Слабый ропот прошел по рядам прихожан.
— Мне кажется, — задумчиво вымолвила Сильвия Питтстон, —
будто я знаю лично всех тех, о ком говорится в Писании. Только за последние
пять лет я зачитала до дыр три Библии, и еще множество — до того. Хотя книги и
дороги в этом больном мире. Я люблю эту Книгу. Я люблю тех, кто в ней
действует. Рука об руку с Даниилом вступала я в ров со львами. Я стояла рядом с
Давидом, когда его искушала Вирсавия, купаясь в пруду обнаженной. С Седрахом, Мисахом
и Авденаго была я в печи, раскаленной огнем. Я сразила две тысячи воинов вместе
с Самсоном и по дороге в Дамаск ослепла от света небесного вместе с Павлом.
Вместе с Марией рыдала я у Голгофы.
И опять тихий вздох прошелестел по рядам.
— Я узнала их и полюбила всем сердцем. И лишь один, — она
подняла вверх указательный палец, — лишь один из актеров великой той драмы
остается для меня загадкой. Единственный, кто стоит в стороне, пряча лицо в
тени. Единственный, кто заставляет тело мое дрожать — и трепетать мою душу. Я
боюсь его. Я не знаю его помыслов и боюсь. Я боюсь Нечистого.
Еще один вздох. Одна из женщин зажала рукой рот, как будто
удерживая рвущийся крик, и стала раскачиваться все сильнее.
— Это он, Нечистый, искушал Еву в образе змия ползучего,
ухмыляясь и пресмыкаясь на брюхе. Это он, Нечистый; пришел к сынам израилевым,
когда Моисей поднялся на гору Синай, и нашептывал им, подстрекая их сотворить
себе идола, золотого тельца, и поклоняться ему, предаваясь мерзости и блуду.
Стоны, кивки.
— Нечистый! Он стоял на балконе рядом с Иезавелью, наблюдая
за тем, как нашел свою смерть царь Ахав, и вместе они потешались, когда псы
лакали его еще теплую кровь. О мои братья и сестры, остерегайтесь его —
Нечистого.
— Да, Иисус милосердный… — выдохнул старик в соломенной
шляпе. Тот самый, кого стрелок встретил первым на входе в Талл.

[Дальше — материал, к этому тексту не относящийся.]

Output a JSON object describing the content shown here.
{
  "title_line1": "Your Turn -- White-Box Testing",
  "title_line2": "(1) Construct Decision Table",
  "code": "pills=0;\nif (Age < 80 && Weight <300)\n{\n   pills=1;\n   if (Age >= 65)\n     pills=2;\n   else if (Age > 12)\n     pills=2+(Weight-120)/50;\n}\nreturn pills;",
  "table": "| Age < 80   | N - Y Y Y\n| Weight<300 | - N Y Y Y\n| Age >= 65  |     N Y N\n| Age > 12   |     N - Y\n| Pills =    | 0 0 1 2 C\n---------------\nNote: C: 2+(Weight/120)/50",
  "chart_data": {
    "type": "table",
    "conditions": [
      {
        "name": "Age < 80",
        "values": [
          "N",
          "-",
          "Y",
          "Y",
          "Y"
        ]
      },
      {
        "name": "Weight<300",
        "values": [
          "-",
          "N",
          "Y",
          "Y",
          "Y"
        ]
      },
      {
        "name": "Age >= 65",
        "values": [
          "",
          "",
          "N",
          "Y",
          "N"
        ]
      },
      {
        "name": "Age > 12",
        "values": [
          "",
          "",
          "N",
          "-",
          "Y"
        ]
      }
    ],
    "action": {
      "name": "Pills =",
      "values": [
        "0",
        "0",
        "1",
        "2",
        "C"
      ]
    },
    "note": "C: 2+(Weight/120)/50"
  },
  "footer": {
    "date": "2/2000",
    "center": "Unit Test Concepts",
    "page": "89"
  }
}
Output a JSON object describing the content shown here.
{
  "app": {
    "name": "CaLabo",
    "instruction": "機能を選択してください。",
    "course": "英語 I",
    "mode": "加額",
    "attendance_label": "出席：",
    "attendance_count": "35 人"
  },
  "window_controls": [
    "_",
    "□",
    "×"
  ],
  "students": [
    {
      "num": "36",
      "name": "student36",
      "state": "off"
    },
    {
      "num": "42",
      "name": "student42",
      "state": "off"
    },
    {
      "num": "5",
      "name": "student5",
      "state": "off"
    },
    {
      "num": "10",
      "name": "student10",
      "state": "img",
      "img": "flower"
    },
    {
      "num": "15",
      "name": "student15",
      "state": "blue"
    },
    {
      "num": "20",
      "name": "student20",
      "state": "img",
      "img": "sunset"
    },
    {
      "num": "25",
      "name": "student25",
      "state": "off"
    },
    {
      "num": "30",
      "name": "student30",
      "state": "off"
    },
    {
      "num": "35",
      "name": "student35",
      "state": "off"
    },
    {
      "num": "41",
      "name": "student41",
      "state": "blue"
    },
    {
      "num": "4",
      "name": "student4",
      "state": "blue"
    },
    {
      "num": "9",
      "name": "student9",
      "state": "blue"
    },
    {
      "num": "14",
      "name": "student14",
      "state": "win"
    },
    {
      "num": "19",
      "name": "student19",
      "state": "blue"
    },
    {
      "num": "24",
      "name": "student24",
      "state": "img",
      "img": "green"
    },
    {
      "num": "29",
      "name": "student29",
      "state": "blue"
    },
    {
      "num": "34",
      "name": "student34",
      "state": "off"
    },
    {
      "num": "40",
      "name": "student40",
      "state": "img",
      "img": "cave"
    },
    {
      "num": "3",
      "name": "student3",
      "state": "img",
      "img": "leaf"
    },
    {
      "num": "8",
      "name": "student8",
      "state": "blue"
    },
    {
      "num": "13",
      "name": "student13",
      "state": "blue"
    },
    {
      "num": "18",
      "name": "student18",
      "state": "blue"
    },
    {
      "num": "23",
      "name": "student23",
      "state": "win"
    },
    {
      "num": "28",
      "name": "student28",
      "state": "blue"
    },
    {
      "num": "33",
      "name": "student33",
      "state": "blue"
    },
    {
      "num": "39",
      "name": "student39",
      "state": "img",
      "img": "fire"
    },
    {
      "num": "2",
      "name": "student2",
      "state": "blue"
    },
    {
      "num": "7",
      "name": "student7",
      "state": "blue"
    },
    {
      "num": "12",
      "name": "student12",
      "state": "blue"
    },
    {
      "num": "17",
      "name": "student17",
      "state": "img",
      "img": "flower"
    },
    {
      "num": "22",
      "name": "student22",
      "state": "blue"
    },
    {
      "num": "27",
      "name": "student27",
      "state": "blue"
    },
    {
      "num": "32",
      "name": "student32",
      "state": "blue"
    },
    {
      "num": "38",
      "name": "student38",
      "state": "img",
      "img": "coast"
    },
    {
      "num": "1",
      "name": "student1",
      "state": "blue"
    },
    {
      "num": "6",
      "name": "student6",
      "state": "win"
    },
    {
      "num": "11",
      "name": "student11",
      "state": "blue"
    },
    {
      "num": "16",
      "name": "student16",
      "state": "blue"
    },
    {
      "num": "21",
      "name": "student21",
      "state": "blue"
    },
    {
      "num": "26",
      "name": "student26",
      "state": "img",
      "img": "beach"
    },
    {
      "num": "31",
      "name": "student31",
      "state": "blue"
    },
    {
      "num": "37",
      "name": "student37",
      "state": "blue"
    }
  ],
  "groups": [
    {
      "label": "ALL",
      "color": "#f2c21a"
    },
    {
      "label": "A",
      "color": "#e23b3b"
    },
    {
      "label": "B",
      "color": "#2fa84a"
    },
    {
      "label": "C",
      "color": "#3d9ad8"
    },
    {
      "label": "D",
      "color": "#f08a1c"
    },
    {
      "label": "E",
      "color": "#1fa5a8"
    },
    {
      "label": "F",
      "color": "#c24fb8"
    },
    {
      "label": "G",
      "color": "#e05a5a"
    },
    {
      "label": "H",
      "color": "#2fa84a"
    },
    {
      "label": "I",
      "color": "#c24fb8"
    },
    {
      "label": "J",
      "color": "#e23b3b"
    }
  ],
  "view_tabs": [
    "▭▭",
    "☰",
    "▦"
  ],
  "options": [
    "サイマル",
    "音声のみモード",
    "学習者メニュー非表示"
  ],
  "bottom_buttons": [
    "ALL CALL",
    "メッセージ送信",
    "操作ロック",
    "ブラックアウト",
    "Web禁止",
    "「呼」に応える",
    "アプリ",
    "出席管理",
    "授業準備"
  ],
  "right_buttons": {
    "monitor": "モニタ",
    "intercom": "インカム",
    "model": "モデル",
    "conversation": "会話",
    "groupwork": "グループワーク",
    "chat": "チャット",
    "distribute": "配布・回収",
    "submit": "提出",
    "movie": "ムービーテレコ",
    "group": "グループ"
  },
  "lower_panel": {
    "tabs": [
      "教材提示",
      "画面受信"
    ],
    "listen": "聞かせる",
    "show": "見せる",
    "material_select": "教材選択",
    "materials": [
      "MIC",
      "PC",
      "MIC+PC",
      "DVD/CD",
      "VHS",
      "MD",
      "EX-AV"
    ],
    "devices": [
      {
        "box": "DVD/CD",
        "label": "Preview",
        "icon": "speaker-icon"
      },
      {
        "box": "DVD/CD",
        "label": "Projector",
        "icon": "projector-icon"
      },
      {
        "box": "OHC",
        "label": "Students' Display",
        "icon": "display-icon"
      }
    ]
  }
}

— Он всегда здесь, мои братья и сестры. Он среди нас. Но мне
неведомы его помыслы. И вам тоже неведомы его помыслы. Кто сумел бы постичь эту
ужасную тьму, что клубится в его потаенных думах, эту незыблемую гордыню,
титаническое богохульство, нечестивое ликование?! И безумие, воистину
исполинское, всепоглощающее безумие, которое входит, вползает в людские души,
точит их, будто червь, порождая желания мерзкие и нечестивые?!
— О Иисус Спаситель…
— Это он привел Господа нашего на Гору…
— Да…
— Это он искушал Его и сулил Ему целый мир и мирские услады…
— Да-а-а-а-а…
— И он вернется, когда наступит Конец света… он, Конец
света, уже грядет, братья и сестры. Вы это чувствуете?
— Да-а-а-а-а…
Прихожане раскачивались и рыдали — паства стала похожа на
море. Женщина за кафедрой, казалось, указывала на каждого и в то же время ни на
кого.
— Он придет как Антихрист, алый король с глазами, налитыми
кровью, и поведет человеков к пылающим недрам погибели, в пламень мук вечных, к
кровавому краю греха, когда воссияет на небе звезда Полынь, и язвы изгложут
тела детей малых, когда женские чрева родят чудовищ, а деяния рук человеческих
обернутся кровью…
— О-о-о-о…
— О Боже…
— О-о-о-оооооооо…
Какая-то женщина повалилась на пол, стуча ногами по дощатому
настилу. Одна туфля слетела.
— За всякой усладою плоти стоит он… он! Это он создал адские
машины с клеймом Ла-Мерк. Нечистый!
Ла-Мерк, подумал стрелок. Или, может, Ле-Марк. Слово было
ему знакомо, но он никак не мог вспомнить — откуда. На всякий случай он сделал
заметку в памяти — а у него была очень хорошая память.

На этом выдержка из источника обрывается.